Zum Binden: Ringbindung fällt bei dir flach, da du dich ja hervorheben willst. Buchbinder kann dir aus deinen Seiten ein richtiges Buch eben binden. Dabei ist es wichtig auf die Laufrichtung des von dir bedruckten Papieres zu achten, da die Bindung sonst nur von kurzer Haltbarkeit ist. Da du sicher auch keinen herkömmlichen Standardeinband willst, empfehle ich dir einen von dir entworfenen Einband in einem Copyshop ausplotten zu lassen - je nach Geschmack auf Glossy- oder Matt-Papier. Natürlich sollte es mindestens um die 170g/m² haben. Achte dabei auch, das du die Buchdicke und einen  Schneiderand für den Buchbinder mit einrechnest. Genauso benötigt der Bucbinder Rand zum Kleben, was bei deinem Layout zu beachten ist.
Eine andere Möglichkeit ist eventuell das ganze Buch anstelle einer Ringbindung mit einer Nähmaschine nähen zu lassen. Natürlich nicht durch solche Löcher wie bei der Ringbindung, sondern in vielleicht 1cm Abstand zum linken Rand. Dazu ist aber sicher eine starke Industrienähmaschine von Nöten, die vielleicht ein Polsterer oder Verarbeiter von LKW-Planen haben.
Andere Möglichkeiten bietet noch der Baumarkt mit Schrauben etc. - da gilt es einfach ein wenig kreativ zu sein.
Vielleicht hat deine Arbeit auch noch eine Art Schuber oder einen separaten Schutzumschlag, der darum gefaltet ist.

Grüße nach Österreich
Marco


----------



## Blackylein (8. Januar 2007)

Hi!

Das mit dem Drucken wäre an und für sich kein Problem. Da könnte ich mir cooles Papier kaufen und drucken lassen kann ich es auf einem Laserdrucker in der Firma von meinem Vater. Daher fast kostenlos.

Also brauche ich eigentlich nur eine Buchbinderei finden, die mir das bindet? Und die machen auch nur 2 oder 3 Stück?

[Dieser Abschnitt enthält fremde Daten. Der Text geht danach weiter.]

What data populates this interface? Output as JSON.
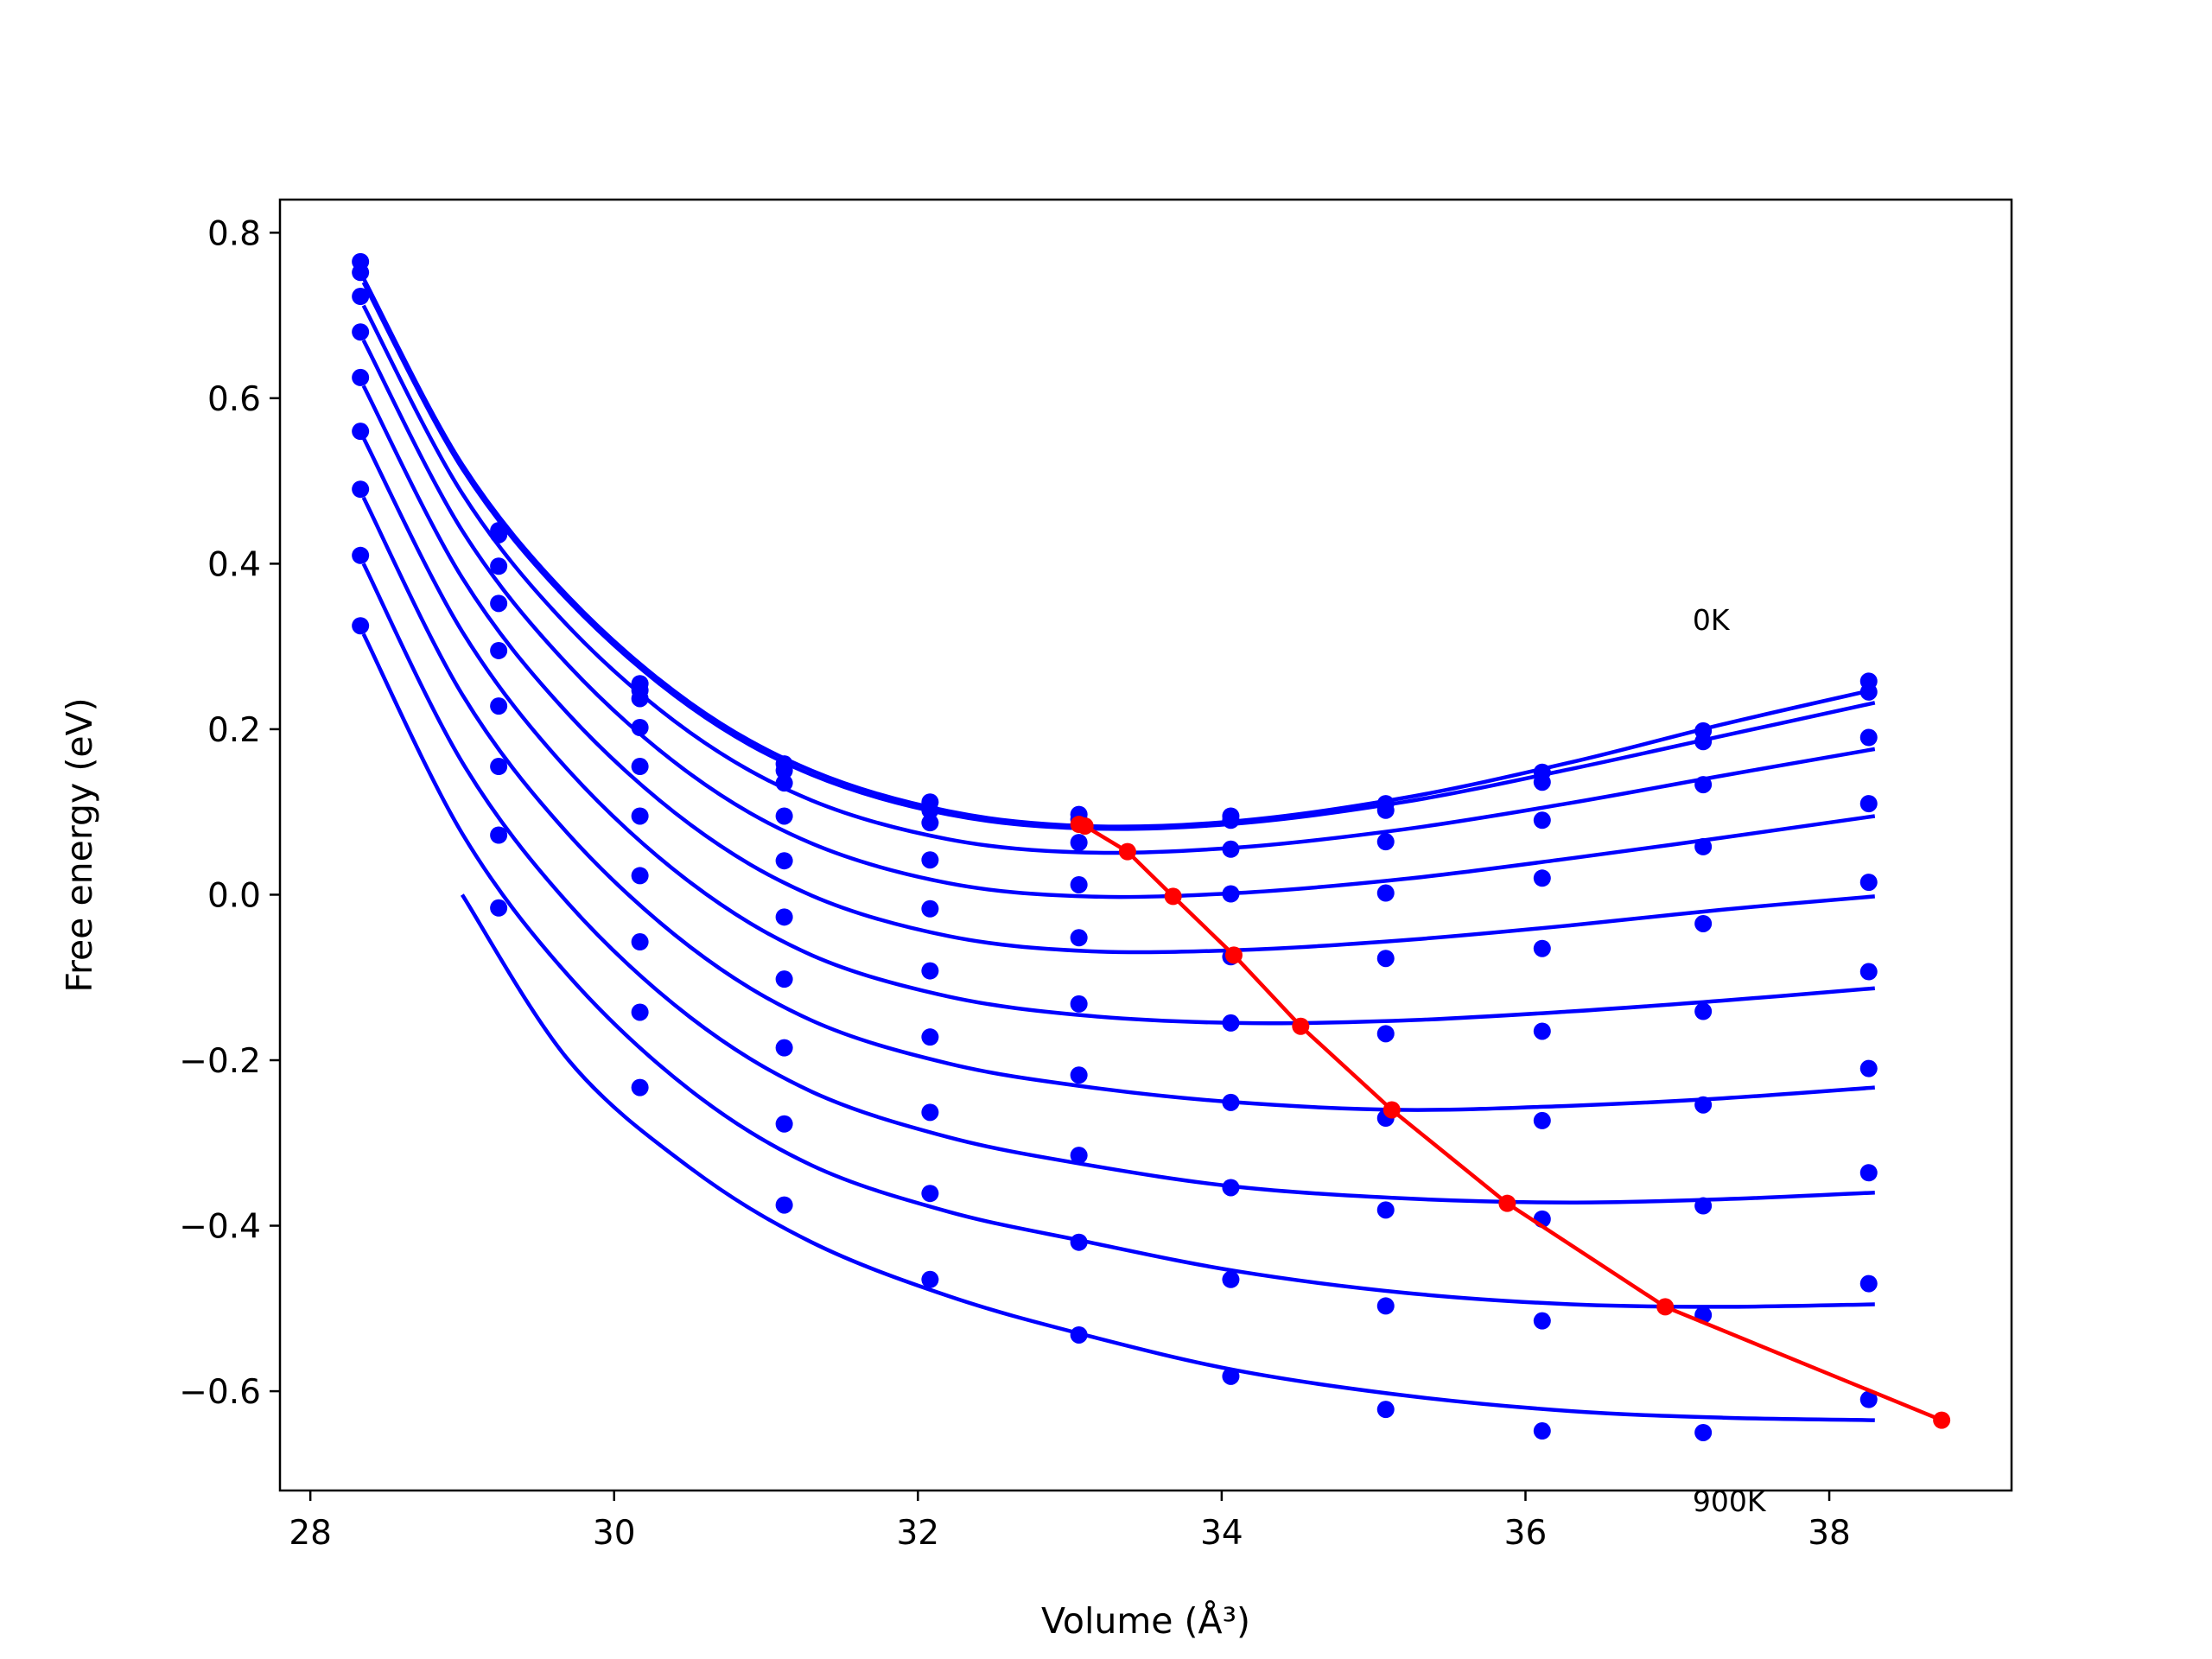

Auf jeden Fall vielen Dank, du hast mir schon sehr viel weitergeholfen!
LG
Bl4cky


----------



## smileyml (9. Januar 2007)

Hallo,

wenn du zu einem Buchbinder gehst, der sein kleines Geschäft hat, ist das kein Problem. Ich war zweimal bei einem und habe einmal 2 und später nochmal 3 Exemplare binden lassen. Kostenpunkt war so um die 8€ für ca. 70 Blatt. Am besten du gehst vorher mal dort vorbei und fragst auf was du achten sollst. Es gibt übrigens einige Copyshops, die ach Klebebindungen anbieten - davon solltest du die Finger lassen. Die nehmen meist ein erhitztes Stück Plastik und drücken die Seiten dort hinein. Das hält meistens auch nicht sehr lange.

Grüße Marco


----------



## Blackylein (9. Januar 2007)

Hallo!

Davon, dass Copyshops das auch anbieten, hab ich schon gehört. Wenn das allerdings nicht so gut ist, dann werd ich das glaube ich lassen. Billig sind die ja auch nicht.
Aber 8€ sind ok find ich.

Auf jeden Fall vielen Dank für die Info!
LG
Bl4cky


----------